“你见过?呵呵,我要娶的对象你去帮我见啊?”
“父母之命媒妁之言,一般人成亲之前原本就是不见面的,小虎啊,你这个年纪其实早该成家了,爹娘年纪也大了,你也应该为他们想想。”
“反正你们不是都定好了么,我不娶行么?我不娶娘就要自尽,爹就要跟着一起死,呵,我现在终于明白为何爷爷奶奶不怎么愿意待在家里,真是可悲。”
“你是答应了?”
裴曜安没回答,朝着周围围观的路人喊道:“都听好了,本月二十五本少爷娶亲,到时候都来裴府喝酒。”
“好!”
路人高兴地起哄,裴曜安往旁边走了一步一手勾住祝时芜的脖子说道:“祝时芜,走,陪我喝酒去!”
“为何是我?”
“你不是喜欢喝酒么?”
“我才不喜欢喝酒。”
“那就看着本少爷喝!”
说完之后直接带着他往前走去,裴姻喊了一句却没有得到任何回应,乔殊予抬头问叶亭渊:“我们要不要追上去看看?”
“倒不如让他静一会,明日等他酒醒了再找他了解一下情况,看看有没有什么解决的办法。”
“也对。”
乔殊予说完之后见裴姻看着他,忽然想起上次去裴府找裴曜安,被裴姻关在客房差点被火烧死,而且裴姻还喜欢叶亭渊,所以两个人自然没办法像是朋友那般打招呼。
裴姻看了看乔殊予,又将目光转向叶亭渊,看了一会后似乎察觉有些不对劲,上前问道:“亭渊,你眼睛怎么了?”
“瞎了。”
“怎么回事?”
“中毒而已。”
“那可有解毒的法子?”
“已经在研究了。”
裴姻眼中的担忧倒是真真切切的,乔殊予无语望天,看来她对叶亭渊是还没死心呢,唉,有一个会招蜂引蝶的爱人真是令人头疼啊!
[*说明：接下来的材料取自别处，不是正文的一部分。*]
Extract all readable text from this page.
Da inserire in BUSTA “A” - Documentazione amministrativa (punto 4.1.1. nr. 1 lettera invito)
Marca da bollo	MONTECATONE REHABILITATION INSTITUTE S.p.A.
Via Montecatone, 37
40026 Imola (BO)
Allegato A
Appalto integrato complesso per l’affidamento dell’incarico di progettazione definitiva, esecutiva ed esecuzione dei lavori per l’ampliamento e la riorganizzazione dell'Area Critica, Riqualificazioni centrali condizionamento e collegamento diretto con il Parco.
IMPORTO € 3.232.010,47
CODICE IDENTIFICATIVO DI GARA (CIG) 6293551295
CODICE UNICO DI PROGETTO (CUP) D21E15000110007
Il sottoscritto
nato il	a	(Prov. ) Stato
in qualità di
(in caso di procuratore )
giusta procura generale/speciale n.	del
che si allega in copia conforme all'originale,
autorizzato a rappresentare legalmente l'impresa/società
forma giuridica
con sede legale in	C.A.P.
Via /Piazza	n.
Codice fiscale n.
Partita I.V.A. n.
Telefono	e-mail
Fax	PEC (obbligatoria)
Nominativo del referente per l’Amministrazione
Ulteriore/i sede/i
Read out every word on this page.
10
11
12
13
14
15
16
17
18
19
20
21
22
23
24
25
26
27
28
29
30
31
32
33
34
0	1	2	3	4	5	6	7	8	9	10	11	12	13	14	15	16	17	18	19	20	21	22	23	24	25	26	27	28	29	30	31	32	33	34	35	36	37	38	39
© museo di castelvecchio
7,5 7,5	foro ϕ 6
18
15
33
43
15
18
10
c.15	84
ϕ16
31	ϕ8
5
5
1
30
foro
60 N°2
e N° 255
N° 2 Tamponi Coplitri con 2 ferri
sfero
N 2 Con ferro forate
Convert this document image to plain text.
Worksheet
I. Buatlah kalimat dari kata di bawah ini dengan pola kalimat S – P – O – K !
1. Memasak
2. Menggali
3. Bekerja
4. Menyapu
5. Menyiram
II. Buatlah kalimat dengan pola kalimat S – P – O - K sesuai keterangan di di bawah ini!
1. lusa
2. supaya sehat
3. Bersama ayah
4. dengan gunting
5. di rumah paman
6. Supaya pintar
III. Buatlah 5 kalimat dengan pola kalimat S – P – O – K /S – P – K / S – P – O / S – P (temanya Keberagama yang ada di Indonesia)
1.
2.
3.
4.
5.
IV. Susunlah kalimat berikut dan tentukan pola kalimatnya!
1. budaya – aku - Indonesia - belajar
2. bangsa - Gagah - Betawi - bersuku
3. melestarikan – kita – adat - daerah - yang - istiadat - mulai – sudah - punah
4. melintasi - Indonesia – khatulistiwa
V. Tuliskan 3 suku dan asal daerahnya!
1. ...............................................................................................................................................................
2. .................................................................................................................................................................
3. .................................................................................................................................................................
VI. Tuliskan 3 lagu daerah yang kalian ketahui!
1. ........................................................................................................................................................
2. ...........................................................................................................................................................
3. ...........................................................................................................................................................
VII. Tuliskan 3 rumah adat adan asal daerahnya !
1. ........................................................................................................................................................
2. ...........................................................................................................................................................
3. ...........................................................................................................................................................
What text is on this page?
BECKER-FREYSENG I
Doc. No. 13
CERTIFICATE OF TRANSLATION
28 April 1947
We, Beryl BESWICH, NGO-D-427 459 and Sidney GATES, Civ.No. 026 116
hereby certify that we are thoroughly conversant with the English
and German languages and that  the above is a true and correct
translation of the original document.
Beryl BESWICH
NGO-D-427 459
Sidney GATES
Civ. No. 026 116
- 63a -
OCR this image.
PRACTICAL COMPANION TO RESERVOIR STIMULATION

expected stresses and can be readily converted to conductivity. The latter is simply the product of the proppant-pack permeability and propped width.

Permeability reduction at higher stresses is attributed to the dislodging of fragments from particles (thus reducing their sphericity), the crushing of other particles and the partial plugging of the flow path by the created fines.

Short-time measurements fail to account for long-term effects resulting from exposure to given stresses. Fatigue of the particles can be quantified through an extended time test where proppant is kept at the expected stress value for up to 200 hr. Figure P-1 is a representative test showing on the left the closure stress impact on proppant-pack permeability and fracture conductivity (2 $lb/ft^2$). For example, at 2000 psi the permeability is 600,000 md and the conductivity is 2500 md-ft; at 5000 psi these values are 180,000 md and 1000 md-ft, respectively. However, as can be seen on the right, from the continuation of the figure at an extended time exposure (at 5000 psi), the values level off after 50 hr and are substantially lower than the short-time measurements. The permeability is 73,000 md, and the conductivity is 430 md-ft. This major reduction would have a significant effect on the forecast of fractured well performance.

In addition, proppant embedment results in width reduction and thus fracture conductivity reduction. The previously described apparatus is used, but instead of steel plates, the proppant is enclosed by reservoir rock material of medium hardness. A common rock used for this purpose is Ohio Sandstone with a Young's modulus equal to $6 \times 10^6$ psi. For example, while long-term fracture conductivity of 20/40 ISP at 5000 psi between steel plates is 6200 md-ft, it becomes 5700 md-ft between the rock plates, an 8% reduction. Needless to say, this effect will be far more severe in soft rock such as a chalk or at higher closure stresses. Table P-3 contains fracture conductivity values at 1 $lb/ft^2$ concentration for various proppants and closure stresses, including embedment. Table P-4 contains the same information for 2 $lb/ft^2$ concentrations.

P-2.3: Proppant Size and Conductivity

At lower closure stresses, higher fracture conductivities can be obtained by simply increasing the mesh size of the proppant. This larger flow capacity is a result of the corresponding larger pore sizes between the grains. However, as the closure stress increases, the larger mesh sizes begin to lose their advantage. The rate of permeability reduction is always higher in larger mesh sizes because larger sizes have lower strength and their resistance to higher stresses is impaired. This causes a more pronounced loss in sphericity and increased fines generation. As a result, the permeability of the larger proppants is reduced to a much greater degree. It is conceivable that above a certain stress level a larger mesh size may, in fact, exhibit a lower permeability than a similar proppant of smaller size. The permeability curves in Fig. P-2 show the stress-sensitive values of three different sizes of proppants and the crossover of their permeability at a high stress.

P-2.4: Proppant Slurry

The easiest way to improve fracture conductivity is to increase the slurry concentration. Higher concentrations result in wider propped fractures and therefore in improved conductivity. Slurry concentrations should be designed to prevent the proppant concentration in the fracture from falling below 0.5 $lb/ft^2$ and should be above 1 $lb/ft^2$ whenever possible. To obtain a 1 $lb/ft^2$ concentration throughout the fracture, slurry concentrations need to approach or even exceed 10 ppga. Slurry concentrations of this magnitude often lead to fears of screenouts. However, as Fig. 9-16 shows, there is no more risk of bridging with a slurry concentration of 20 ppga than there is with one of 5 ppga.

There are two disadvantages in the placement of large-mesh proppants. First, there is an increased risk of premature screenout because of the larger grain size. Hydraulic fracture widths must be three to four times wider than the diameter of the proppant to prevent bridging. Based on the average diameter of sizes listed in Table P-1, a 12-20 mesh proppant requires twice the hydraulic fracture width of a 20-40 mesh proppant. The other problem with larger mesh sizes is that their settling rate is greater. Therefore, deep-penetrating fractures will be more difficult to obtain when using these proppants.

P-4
周围的路人见没多少热闹可看便散开了,乔殊予他们几个站着倒显得有些尴尬,最终还是叶亭渊开口道:“裴小姐,若无其他事的话我们就先去赏花灯了。”
“啊,好。”
叶亭渊点头,乔殊予拉着他往另一边走去,走了几步之后也没说话,叶亭渊低声问道:“生气了?”
“我生什么气呀,叶大院长怎么不陪你的裴小姐去赏花灯呀?没见人家那么担心你么!”
“我又看不到,怎么会知道她是什么神情呢。”
“她眼中的担忧之情都快溢出来了,现在还站在那边看着呢,你赶紧回头去吧!”
“还说没生气,一股酸味。”
“滚边去!”
“看不见,滚不了。”
“叶亭渊,我怎么觉着你还挺享受看不见的日子的呢?”
“有夫人悉心照料自然享受,若没有夫人的话那必定苦不堪言。”
“你最近嘴皮子是越来越溜了啊,这灼骨噬魂针是不是还有什么副作用啊?”
“夫人也中过,难道不知道么?”
“哼,我可不知道。”
乔殊予傲娇完才发觉柳煜桐似乎很不对劲,他走到叶亭渊右边问柳煜桐:“煜桐,你是不是在想柳傲行啊?”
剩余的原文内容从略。